JAWA TIMUR, WWB.CO.ID – Sebagai bagian dari pelaksanaan tanggung jawab Perusahaan terhadap lingkungan, PT Heinz ABC Indonesia (ABC) kembali melanjutkan program penanaman 1.000 pohon untuk mendukung kegiatan Konservasi Hutan dan Daerah Tangkapan Air (KHDTA), khususnya di wilayah Jawa Timur.

Hendry Pranadjaya Oeswadi, Pasuruan Plant Manager Kraft Heinz Indonesia mengatakan, program penanaman 1.000 pohon kali ini dilakukan bersama dengan Yayasan Cempaka di daerah tangkapan air Curah Tangkil, Desa Dayurejo Kabupaten Pasuruan, Jawa Timur.

Sejak 2018 lalu, kata dia, ABC telah berkolaborasi dengan Dinas Lingkungan Hidup dan Forum Daerah Aliran Sungai Kabupaten Pasuruan, Jawa Timur, untuk menanam setidaknya 4.000 pohon di berbagai kawasan Daerah Tangkapan Air untuk mendukung konservasi hutan dan mata air.

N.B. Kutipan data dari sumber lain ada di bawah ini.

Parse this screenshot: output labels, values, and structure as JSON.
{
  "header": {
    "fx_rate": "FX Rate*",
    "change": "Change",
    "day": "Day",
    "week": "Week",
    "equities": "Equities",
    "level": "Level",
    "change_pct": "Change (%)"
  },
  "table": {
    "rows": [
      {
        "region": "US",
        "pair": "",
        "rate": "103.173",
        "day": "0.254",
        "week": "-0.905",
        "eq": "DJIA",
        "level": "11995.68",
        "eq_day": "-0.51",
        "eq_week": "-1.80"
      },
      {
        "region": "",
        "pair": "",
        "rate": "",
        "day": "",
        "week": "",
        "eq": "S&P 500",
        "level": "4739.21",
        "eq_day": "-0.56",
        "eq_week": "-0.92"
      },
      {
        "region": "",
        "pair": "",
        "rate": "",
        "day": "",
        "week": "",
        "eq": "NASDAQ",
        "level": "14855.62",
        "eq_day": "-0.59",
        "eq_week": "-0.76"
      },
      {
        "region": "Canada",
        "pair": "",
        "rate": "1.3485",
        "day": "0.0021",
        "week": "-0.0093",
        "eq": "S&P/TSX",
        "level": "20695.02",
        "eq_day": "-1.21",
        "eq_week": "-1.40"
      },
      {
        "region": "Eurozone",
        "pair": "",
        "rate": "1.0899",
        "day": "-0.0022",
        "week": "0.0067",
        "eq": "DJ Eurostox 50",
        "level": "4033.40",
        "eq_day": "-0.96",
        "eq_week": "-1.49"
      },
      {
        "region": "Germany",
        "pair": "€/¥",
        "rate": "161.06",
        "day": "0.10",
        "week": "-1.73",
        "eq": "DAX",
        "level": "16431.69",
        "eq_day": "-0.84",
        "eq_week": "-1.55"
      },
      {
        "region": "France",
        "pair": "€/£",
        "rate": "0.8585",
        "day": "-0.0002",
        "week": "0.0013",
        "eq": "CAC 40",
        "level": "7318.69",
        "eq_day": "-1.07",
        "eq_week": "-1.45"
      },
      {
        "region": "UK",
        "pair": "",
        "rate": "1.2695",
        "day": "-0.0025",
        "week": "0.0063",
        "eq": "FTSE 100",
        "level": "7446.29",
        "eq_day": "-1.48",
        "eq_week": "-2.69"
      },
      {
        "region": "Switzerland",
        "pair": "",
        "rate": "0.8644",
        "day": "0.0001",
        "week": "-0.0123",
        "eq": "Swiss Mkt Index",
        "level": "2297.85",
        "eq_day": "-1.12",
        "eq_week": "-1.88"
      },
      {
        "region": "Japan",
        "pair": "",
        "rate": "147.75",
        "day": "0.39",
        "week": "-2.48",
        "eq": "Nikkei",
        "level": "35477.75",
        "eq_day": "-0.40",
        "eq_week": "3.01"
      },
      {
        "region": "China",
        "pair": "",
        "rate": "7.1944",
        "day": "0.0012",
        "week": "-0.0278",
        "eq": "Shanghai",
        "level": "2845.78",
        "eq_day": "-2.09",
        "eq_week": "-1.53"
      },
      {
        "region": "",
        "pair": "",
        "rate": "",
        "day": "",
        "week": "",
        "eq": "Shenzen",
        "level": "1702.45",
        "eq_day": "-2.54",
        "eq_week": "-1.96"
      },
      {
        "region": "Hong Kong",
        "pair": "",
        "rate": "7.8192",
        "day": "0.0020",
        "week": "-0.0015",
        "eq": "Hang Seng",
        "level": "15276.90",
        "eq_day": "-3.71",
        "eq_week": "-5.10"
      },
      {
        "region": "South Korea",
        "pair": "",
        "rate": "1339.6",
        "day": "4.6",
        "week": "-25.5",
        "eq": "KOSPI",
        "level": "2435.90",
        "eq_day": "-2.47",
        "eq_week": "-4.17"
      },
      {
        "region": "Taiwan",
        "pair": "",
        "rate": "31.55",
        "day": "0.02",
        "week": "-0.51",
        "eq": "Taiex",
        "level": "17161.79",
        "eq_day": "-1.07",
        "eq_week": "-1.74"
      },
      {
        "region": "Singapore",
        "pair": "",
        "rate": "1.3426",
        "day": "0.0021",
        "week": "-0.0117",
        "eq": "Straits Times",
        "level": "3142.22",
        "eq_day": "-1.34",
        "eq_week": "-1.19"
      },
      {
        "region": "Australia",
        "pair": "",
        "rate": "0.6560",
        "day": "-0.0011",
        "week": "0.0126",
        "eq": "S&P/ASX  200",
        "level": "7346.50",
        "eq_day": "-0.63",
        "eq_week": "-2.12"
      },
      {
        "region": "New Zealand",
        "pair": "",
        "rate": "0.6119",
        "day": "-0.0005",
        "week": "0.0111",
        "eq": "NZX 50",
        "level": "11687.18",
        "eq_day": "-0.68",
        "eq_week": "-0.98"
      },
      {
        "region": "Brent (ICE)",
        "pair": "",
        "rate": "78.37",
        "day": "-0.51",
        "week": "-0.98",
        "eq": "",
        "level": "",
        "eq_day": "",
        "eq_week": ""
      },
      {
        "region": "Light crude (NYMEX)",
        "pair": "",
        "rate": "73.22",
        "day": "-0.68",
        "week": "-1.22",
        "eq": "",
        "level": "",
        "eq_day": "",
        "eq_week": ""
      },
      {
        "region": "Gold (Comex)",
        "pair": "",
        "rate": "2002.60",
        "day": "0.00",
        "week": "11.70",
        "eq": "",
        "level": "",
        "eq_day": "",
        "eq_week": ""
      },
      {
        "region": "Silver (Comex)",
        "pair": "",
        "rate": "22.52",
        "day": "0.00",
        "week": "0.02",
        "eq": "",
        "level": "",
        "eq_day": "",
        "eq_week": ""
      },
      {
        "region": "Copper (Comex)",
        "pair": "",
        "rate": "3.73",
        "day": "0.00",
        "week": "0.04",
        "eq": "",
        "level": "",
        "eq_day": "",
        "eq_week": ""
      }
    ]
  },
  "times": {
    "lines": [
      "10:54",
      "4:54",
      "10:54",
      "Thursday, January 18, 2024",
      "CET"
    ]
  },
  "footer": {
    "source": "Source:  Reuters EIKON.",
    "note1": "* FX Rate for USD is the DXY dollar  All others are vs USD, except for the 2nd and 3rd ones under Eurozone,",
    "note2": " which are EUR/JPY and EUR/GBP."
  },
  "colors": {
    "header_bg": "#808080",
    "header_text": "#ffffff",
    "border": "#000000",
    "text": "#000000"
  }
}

“Sejak awal beroperasi di tahun 1996, Pabrik Heinz ABC di Pasuruan berkomitmen untuk menghadirkan dampak positif bagi masyarakat dan lingkungan. Bersama-sama dengan Dinas Lingkungan Hidup Kabupaten Pasuruan, tahun ini kami meneruskan program penanaman 1.000 pohon, sebagai bagian dari upaya bersama memelihara sumber mata air bagi masyarakat,” ujarnya melalui release resmi kepada kantor berita wwb.co.id, Rabu (29/5/2024).

“Kami berkomitmen untuk melakukan penanaman pohon ini secara berkala hingga setidaknya sepuluh tahun kedepan. Semoga upaya kolektif ini dapat menghadirkan dampak baik, tidak hanya bagi konservasi lingkungan, tapi juga bagi para petani dan kehidupan masyarakat setempat,” kata Hendry Pranadjaya Oeswadi.

Pada kesempatan yang sama, Direktur Yayasan Cempaka Sarifudin Lathif menjelaskan tahun ini, ada 1.000 bibit tanaman yang akan ditanam bersama ABC, dimana sebagaian besar merupakan jenis tanaman buah, seperti: Alpukat, Durian, Kopi, Kayu Manis, serta tanaman lokal seperti Pohon Sintok.

Selain untuk tujuan konservasi area resapan air, kagitan ini juga diharapkan akan turut meningkatkan perekonomi petani dan masyarakat dengan sistem agroforestri.

Dalam pelaksanaannya, kegiatan penanaman dilaksanakan dalam bentuk kolaborasi multi-pihak, melibatkan berbagai sektor, mulai dari ABC sebagai pelaku usaha, sekaligus pemrakarsa dan kontributor pendanaan, Yayasan Campaka sebagai LSM Lingkungan & Pemberdayaan Sosial sebagai mitra pelaksana utama, serta disupervisi langsung dibawah koordinasi Dinas Lingkungan Hidup Kab. Pasuruan.

“Kegiatan juga melibatkan Forum Koordinasi Daerah Aliran Sungai (DAS) Kabupaten Pasuruan, yang akan terlibat langsung dalam penentuan lokasi konservasi, monitoring, dan evaluasi program. Kegiatan penanaman juga melibatkan Kelompok Petani Pengelola Hutan Desa yang akan membantu pelaksanaan di lapangan, mulai dari pengadaan bibit, penanaman, perawatan, serta penjagaan pohon yang ditanam,” jelasnya.